Aller au contact des clients
"L'idée, c'est d'amener nos produits en ville, mais aussi d'expliquer notre démarche. Aucun d'entre nous ne serait agriculteur s'il ne travaillait pas en bio. On veut expliquer au client d'où vient le produit qu'il consomme", indique Vincent Schotter, maraîcher et président du groupement de producteurs.
Une pédagogie indispensable pour Kévin Goetz, éleveur. Il prend l'exemple de son jambon : "Depuis 30 ou 40 ans, on a habitué les consommateurs à ce qu'il soit de couleur rose, mais normalement, il n’est pas rose, il est plutôt grisâtre. C’est le cas chez nous, car on n'utilise ni additif ni sel nitrité, et on voulait pouvoir l'expliquer aux clients. Dans un magasin qui propose six jambons différents, c'est beaucoup plus difficile de justifier pourquoi le sien se distingue."
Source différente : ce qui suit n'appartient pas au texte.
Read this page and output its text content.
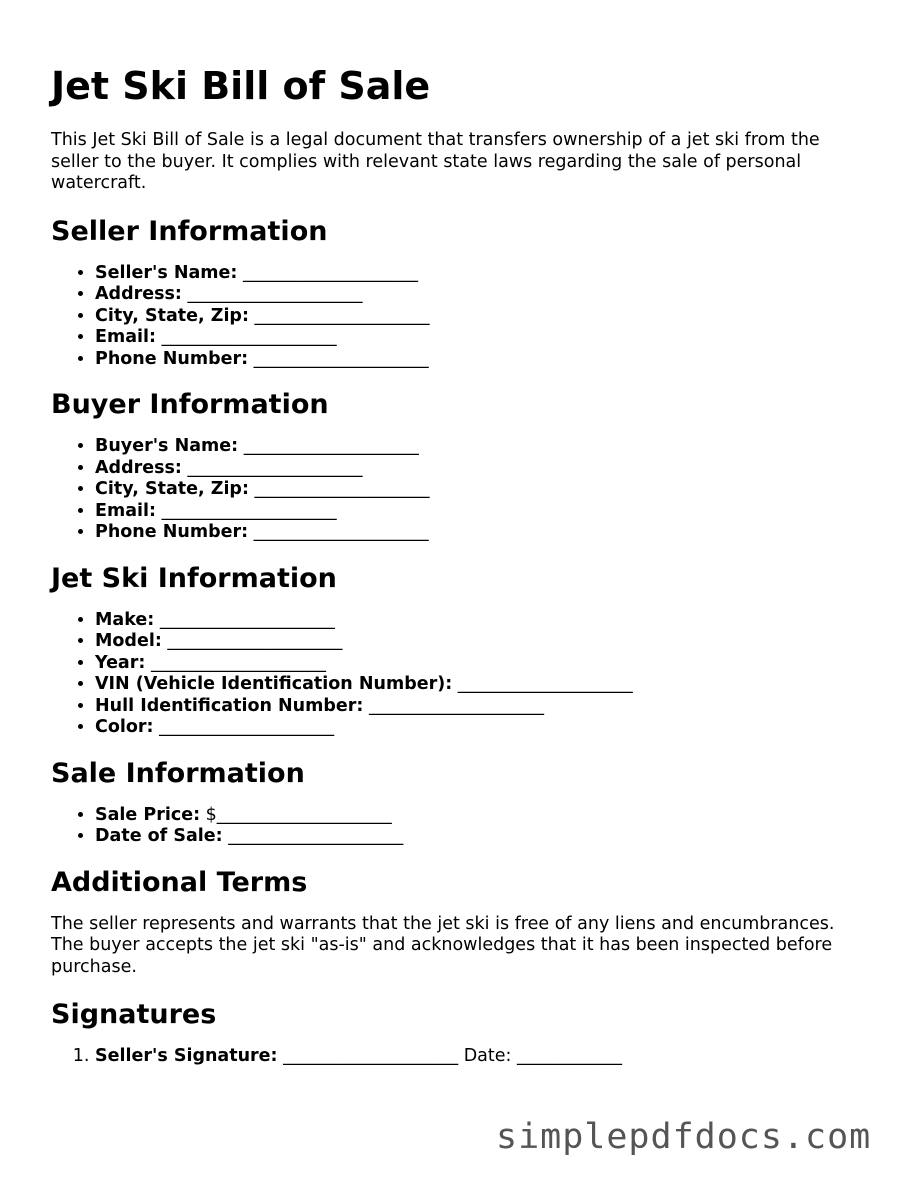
Jet Ski Bill of Sale

This Jet Ski Bill of Sale is a legal document that transfers ownership of a jet ski from the seller to the buyer. It complies with relevant state laws regarding the sale of personal watercraft.

Seller Information
• Seller's Name: ____________________
• Address: ____________________
• City, State, Zip: ____________________
• Email: ____________________
• Phone Number: ____________________
Buyer Information
• Buyer's Name: ____________________
• Address: ____________________
• City, State, Zip: ____________________
• Email: ____________________
• Phone Number: ____________________
Jet Ski Information
• Make: ____________________
• Model: ____________________
• Year: ____________________
• VIN (Vehicle Identification Number): ____________________
• Hull Identification Number: ____________________
• Color: ____________________
Sale Information
• Sale Price: $____________________
• Date of Sale: ____________________
Additional Terms

The seller represents and warrants that the jet ski is free of any liens and encumbrances. The buyer accepts the jet ski "as-is" and acknowledges that it has been inspected before purchase.

Signatures
1. Seller's Signature: ____________________ Date: ____________
simplepdfdocs.com
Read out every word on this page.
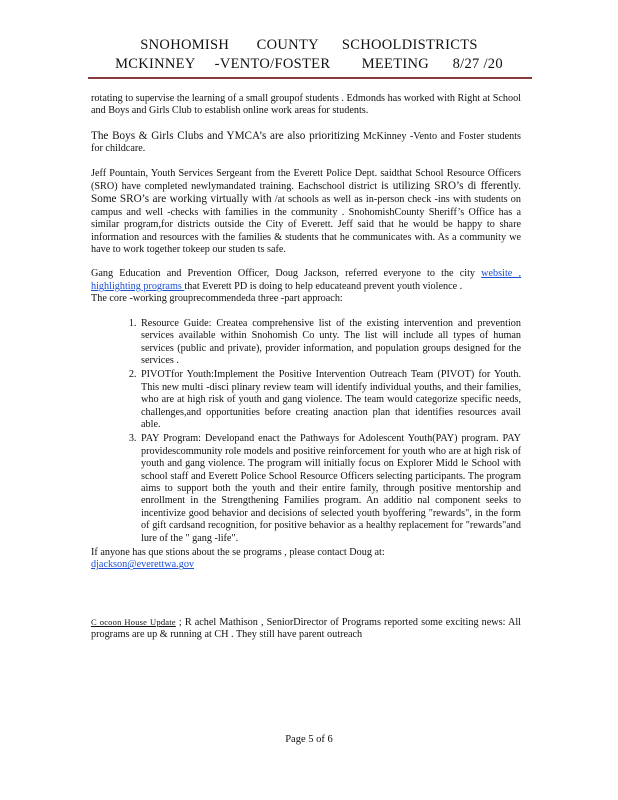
SNOHOMISH       COUNTY      SCHOOLDISTRICTS
MCKINNEY     -VENTO/FOSTER        MEETING      8/27 /20

rotating to supervise the learning of a small groupof students . Edmonds has worked with Right at School and Boys and Girls Club to establish online work areas for students.

The Boys & Girls Clubs and YMCA’s are also prioritizing McKinney -Vento and Foster students for childcare.

Jeff Pountain, Youth Services Sergeant from the Everett Police Dept. saidthat School Resource Officers (SRO) have completed newlymandated training. Eachschool district is utilizing SRO’s di fferently. Some SRO’s are working virtually with /at schools as well as in-person check -ins with students on campus and well -checks with families in the community . SnohomishCounty Sheriff’s Office has a similar program,for districts outside the City of Everett. Jeff said that he would be happy to share information and resources with the families & students that he communicates with. As a community we have to work together tokeep our studen ts safe.

Gang Education and Prevention Officer, Doug Jackson, referred everyone to the city website , highlighting programs that Everett PD is doing to help educateand prevent youth violence .

The core -working grouprecommendeda three -part approach:

1. Resource Guide: Createa comprehensive list of the existing intervention and prevention services available within Snohomish Co unty. The list will include all types of human services (public and private), provider information, and population groups designed for the services .
2. PIVOTfor Youth:Implement the Positive Intervention Outreach Team (PIVOT) for Youth. This new multi -disci plinary review team will identify individual youths, and their families, who are at high risk of youth and gang violence. The team would categorize specific needs, challenges,and opportunities before creating anaction plan that identifies resources avail able.
3. PAY Program: Developand enact the Pathways for Adolescent Youth(PAY) program. PAY providescommunity role models and positive reinforcement for youth who are at high risk of youth and gang violence. The program will initially focus on Explorer Midd le School with school staff and Everett Police School Resource Officers selecting participants. The program aims to support both the youth and their entire family, through positive mentorship and enrollment in the Strengthening Families program. An additio nal component seeks to incentivize good behavior and decisions of selected youth byoffering "rewards", in the form of gift cardsand recognition, for positive behavior as a healthy replacement for "rewards"and lure of the " gang -life".

If anyone has que stions about the se programs , please contact Doug at:

djackson@everettwa.gov

C ocoon House Update ; R achel Mathison , SeniorDirector of Programs reported some exciting news: All programs are up & running at CH . They still have parent outreach

Page 5 of 6
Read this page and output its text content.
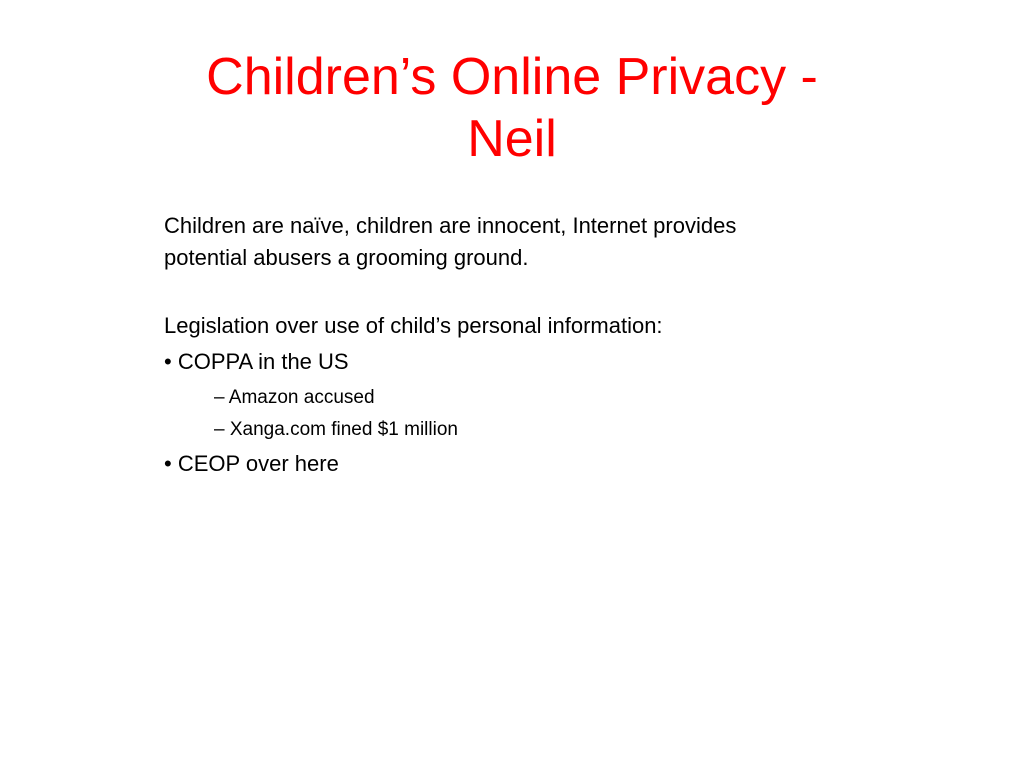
Children’s Online Privacy -
Neil

Children are naïve, children are innocent, Internet provides
potential abusers a grooming ground.

Legislation over use of child’s personal information:

• COPPA in the US

– Amazon accused

– Xanga.com fined $1 million

• CEOP over here
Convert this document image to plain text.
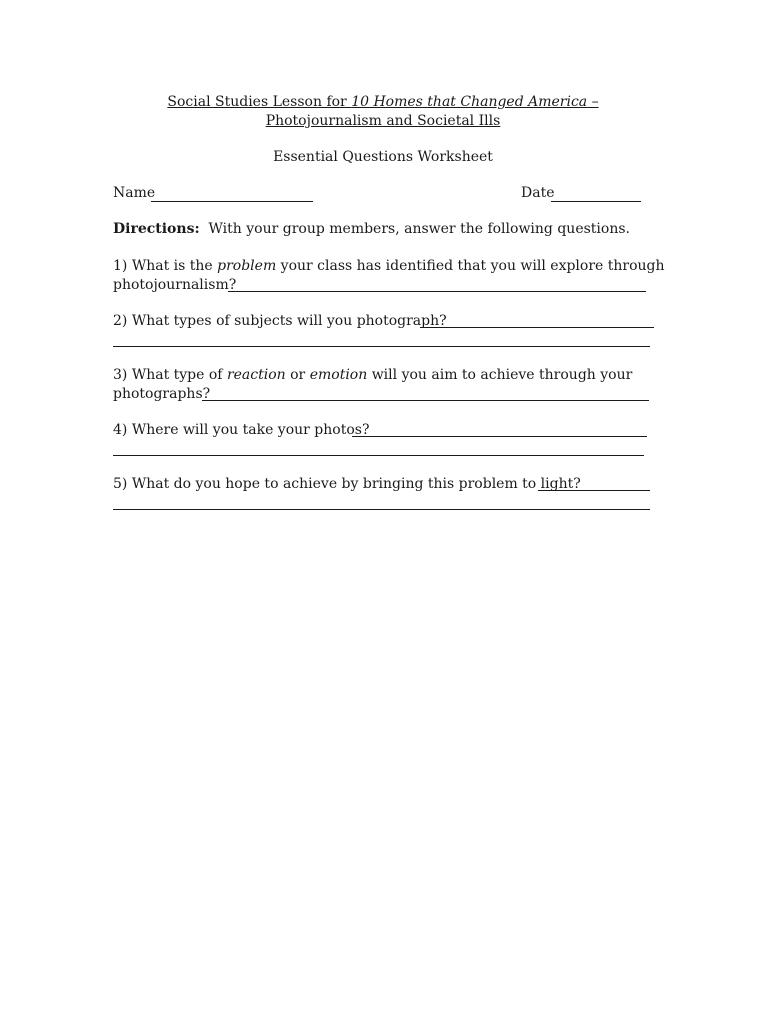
Social Studies Lesson for 10 Homes that Changed America – Photojournalism and Societal Ills
Essential Questions Worksheet
Name	Date
Directions: With your group members, answer the following questions.
1) What is the problem your class has identified that you will explore through
photojournalism?
2) What types of subjects will you photograph?
3) What type of reaction or emotion will you aim to achieve through your
photographs?
4) Where will you take your photos?
5) What do you hope to achieve by bringing this problem to light?
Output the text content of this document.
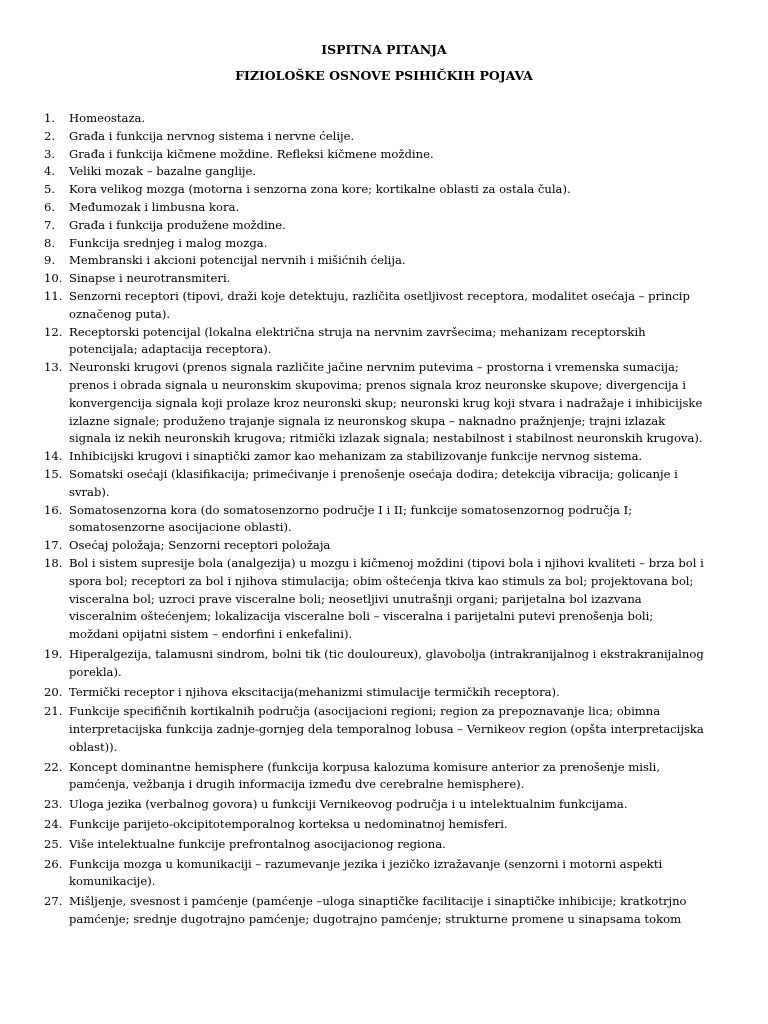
ISPITNA PITANJA
FIZIOLOŠKE OSNOVE PSIHIČKIH POJAVA
1. Homeostaza.
2. Građa i funkcija nervnog sistema i nervne ćelije.
3. Građa i funkcija kičmene moždine. Refleksi kičmene moždine.
4. Veliki mozak – bazalne ganglije.
5. Kora velikog mozga (motorna i senzorna zona kore; kortikalne oblasti za ostala čula).
6. Međumozak i limbusna kora.
7. Građa i funkcija produžene moždine.
8. Funkcija srednjeg i malog mozga.
9. Membranski i akcioni potencijal nervnih i mišićnih ćelija.
10. Sinapse i neurotransmiteri.
11. Senzorni receptori (tipovi, draži koje detektuju, različita osetljivost receptora, modalitet osećaja – princip označenog puta).
12. Receptorski potencijal (lokalna električna struja na nervnim završecima; mehanizam receptorskih potencijala; adaptacija receptora).
13. Neuronski krugovi (prenos signala različite jačine nervnim putevima – prostorna i vremenska sumacija; prenos i obrada signala u neuronskim skupovima; prenos signala kroz neuronske skupove; divergencija i konvergencija signala koji prolaze kroz neuronski skup; neuronski krug koji stvara i nadražaje i inhibicijske izlazne signale; produženo trajanje signala iz neuronskog skupa – naknadno pražnjenje; trajni izlazak signala iz nekih neuronskih krugova; ritmički izlazak signala; nestabilnost i stabilnost neuronskih krugova).
14. Inhibicijski krugovi i sinaptički zamor kao mehanizam za stabilizovanje funkcije nervnog sistema.
15. Somatski osećaji (klasifikacija; primećivanje i prenošenje osećaja dodira; detekcija vibracija; golicanje i svrab).
16. Somatosenzorna kora (do somatosenzorno područje I i II; funkcije somatosenzornog područja I; somatosenzorne asocijacione oblasti).
17. Osećaj položaja; Senzorni receptori položaja
18. Bol i sistem supresije bola (analgezija) u mozgu i kičmenoj moždini (tipovi bola i njihovi kvaliteti – brza bol i spora bol; receptori za bol i njihova stimulacija; obim oštećenja tkiva kao stimuls za bol; projektovana bol; visceralna bol; uzroci prave visceralne boli; neosetljivi unutrašnji organi; parijetalna bol izazvana visceralnim oštećenjem; lokalizacija visceralne boli – visceralna i parijetalni putevi prenošenja boli; moždani opijatni sistem – endorfini i enkefalini).
19. Hiperalgezija, talamusni sindrom, bolni tik (tic douloureux), glavobolja (intrakranijalnog i ekstrakranijalnog porekla).
20. Termički receptor i njihova ekscitacija(mehanizmi stimulacije termičkih receptora).
21. Funkcije specifičnih kortikalnih područja (asocijacioni regioni; region za prepoznavanje lica; obimna interpretacijska funkcija zadnje-gornjeg dela temporalnog lobusa – Vernikeov region (opšta interpretacijska oblast)).
22. Koncept dominantne hemisphere (funkcija korpusa kalozuma komisure anterior za prenošenje misli, pamćenja, vežbanja i drugih informacija između dve cerebralne hemisphere).
23. Uloga jezika (verbalnog govora) u funkciji Vernikeovog područja i u intelektualnim funkcijama.
24. Funkcije parijeto-okcipitotemporalnog korteksa u nedominatnoj hemisferi.
25. Više intelektualne funkcije prefrontalnog asocijacionog regiona.
26. Funkcija mozga u komunikaciji – razumevanje jezika i jezičko izražavanje (senzorni i motorni aspekti komunikacije).
27. Mišljenje, svesnost i pamćenje (pamćenje –uloga sinaptičke facilitacije i sinaptičke inhibicije; kratkotrjno pamćenje; srednje dugotrajno pamćenje; dugotrajno pamćenje; strukturne promene u sinapsama tokom
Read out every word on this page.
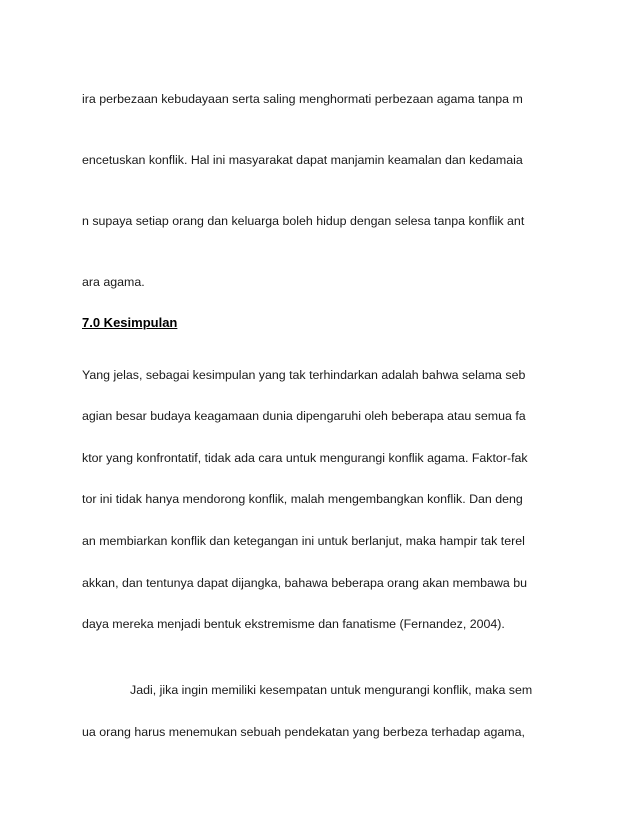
ira perbezaan kebudayaan serta saling menghormati perbezaan agama tanpa m
encetuskan konflik. Hal ini masyarakat dapat manjamin keamalan dan kedamaia
n supaya setiap orang dan keluarga boleh hidup dengan selesa tanpa konflik ant
ara agama.
7.0 Kesimpulan
Yang jelas, sebagai kesimpulan yang tak terhindarkan adalah bahwa selama seb
agian besar budaya keagamaan dunia dipengaruhi oleh beberapa atau semua fa
ktor yang konfrontatif, tidak ada cara untuk mengurangi konflik agama. Faktor-fak
tor ini tidak hanya mendorong konflik, malah mengembangkan konflik. Dan deng
an membiarkan konflik dan ketegangan ini untuk berlanjut, maka hampir tak terel
akkan, dan tentunya dapat dijangka, bahawa beberapa orang akan membawa bu
daya mereka menjadi bentuk ekstremisme dan fanatisme (Fernandez, 2004).
Jadi, jika ingin memiliki kesempatan untuk mengurangi konflik, maka sem
ua orang harus menemukan sebuah pendekatan yang berbeza terhadap agama,
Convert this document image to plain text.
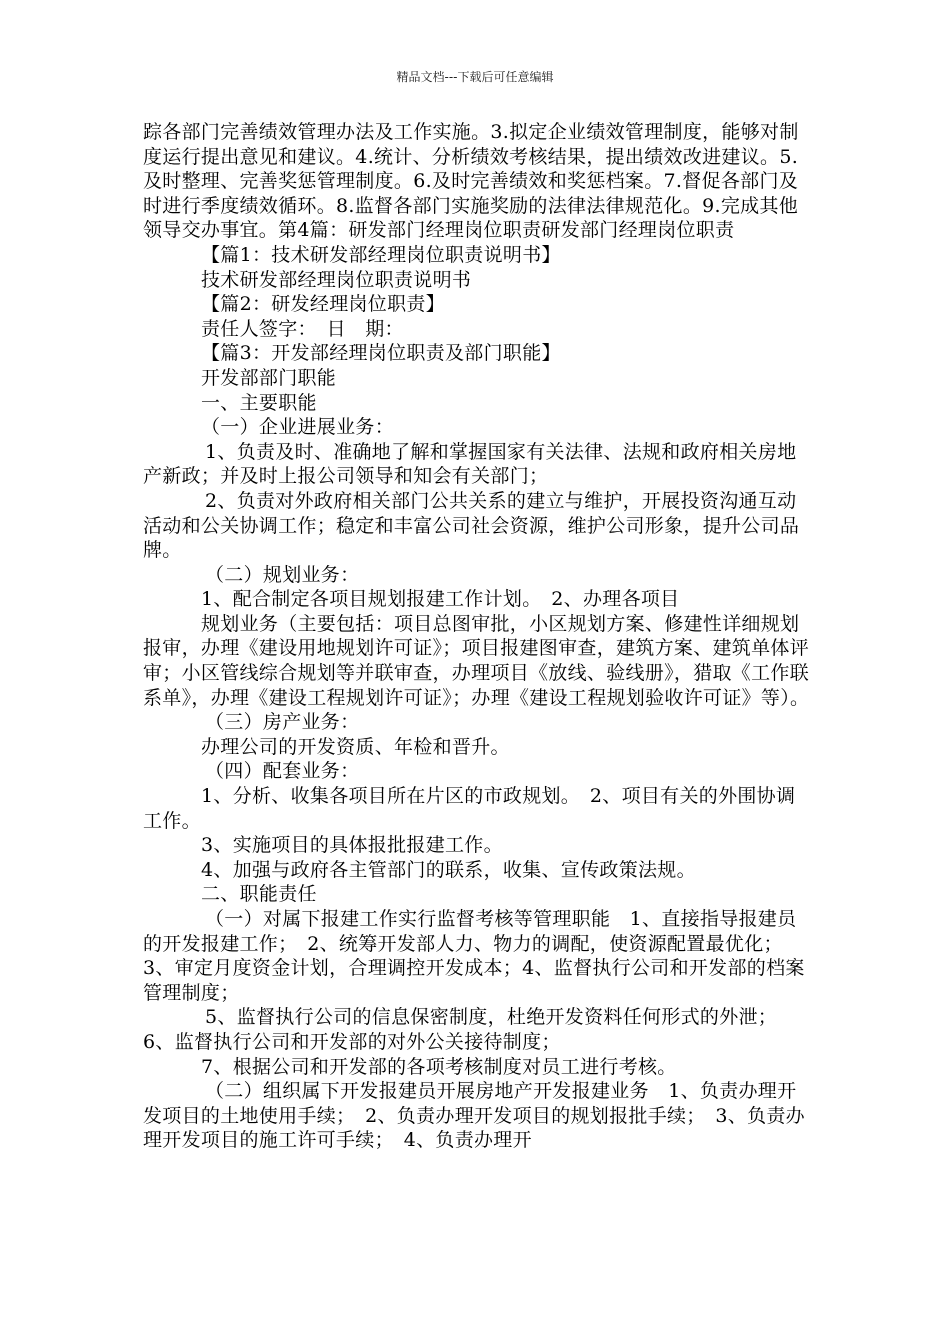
精品文档---下载后可任意编辑

踪各部门完善绩效管理办法及工作实施。3.拟定企业绩效管理制度，能够对制度运行提出意见和建议。4.统计、分析绩效考核结果，提出绩效改进建议。5.及时整理、完善奖惩管理制度。6.及时完善绩效和奖惩档案。7.督促各部门及时进行季度绩效循环。8.监督各部门实施奖励的法律法律规范化。9.完成其他领导交办事宜。第4篇：研发部门经理岗位职责研发部门经理岗位职责

【篇1：技术研发部经理岗位职责说明书】

技术研发部经理岗位职责说明书

【篇2：研发经理岗位职责】

责任人签字：　日　期：

【篇3：开发部经理岗位职责及部门职能】

开发部部门职能

一、主要职能

（一）企业进展业务：

1、负责及时、准确地了解和掌握国家有关法律、法规和政府相关房地产新政；并及时上报公司领导和知会有关部门；

2、负责对外政府相关部门公共关系的建立与维护，开展投资沟通互动活动和公关协调工作；稳定和丰富公司社会资源，维护公司形象，提升公司品牌。

（二）规划业务：

1、配合制定各项目规划报建工作计划。　2、办理各项目

规划业务（主要包括：项目总图审批，小区规划方案、修建性详细规划报审，办理《建设用地规划许可证》；项目报建图审查，建筑方案、建筑单体评审；小区管线综合规划等并联审查，办理项目《放线、验线册》，猎取《工作联系单》，办理《建设工程规划许可证》；办理《建设工程规划验收许可证》等）。

（三）房产业务：

办理公司的开发资质、年检和晋升。

（四）配套业务：

1、分析、收集各项目所在片区的市政规划。　2、项目有关的外围协调工作。

3、实施项目的具体报批报建工作。

4、加强与政府各主管部门的联系，收集、宣传政策法规。

二、职能责任

（一）对属下报建工作实行监督考核等管理职能　1、直接指导报建员的开发报建工作；　2、统筹开发部人力、物力的调配，使资源配置最优化；　3、审定月度资金计划，合理调控开发成本；4、监督执行公司和开发部的档案管理制度；

5、监督执行公司的信息保密制度，杜绝开发资料任何形式的外泄；　6、监督执行公司和开发部的对外公关接待制度；

7、根据公司和开发部的各项考核制度对员工进行考核。

（二）组织属下开发报建员开展房地产开发报建业务　1、负责办理开发项目的土地使用手续；　2、负责办理开发项目的规划报批手续；　3、负责办理开发项目的施工许可手续；　4、负责办理开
Grâce à Kooma, les agriculteurs veulent ainsi pouvoir rester fidèles à leurs convictions. Et Vincent Schotter est convaincu que ce premier magasin de producteurs 100% bio à Strasbourg a de l'avenir. Si le marché bio recule ces derniers mois, c'est surtout au niveau des grandes surfaces, assure-t-il, mais la demande serait bien là.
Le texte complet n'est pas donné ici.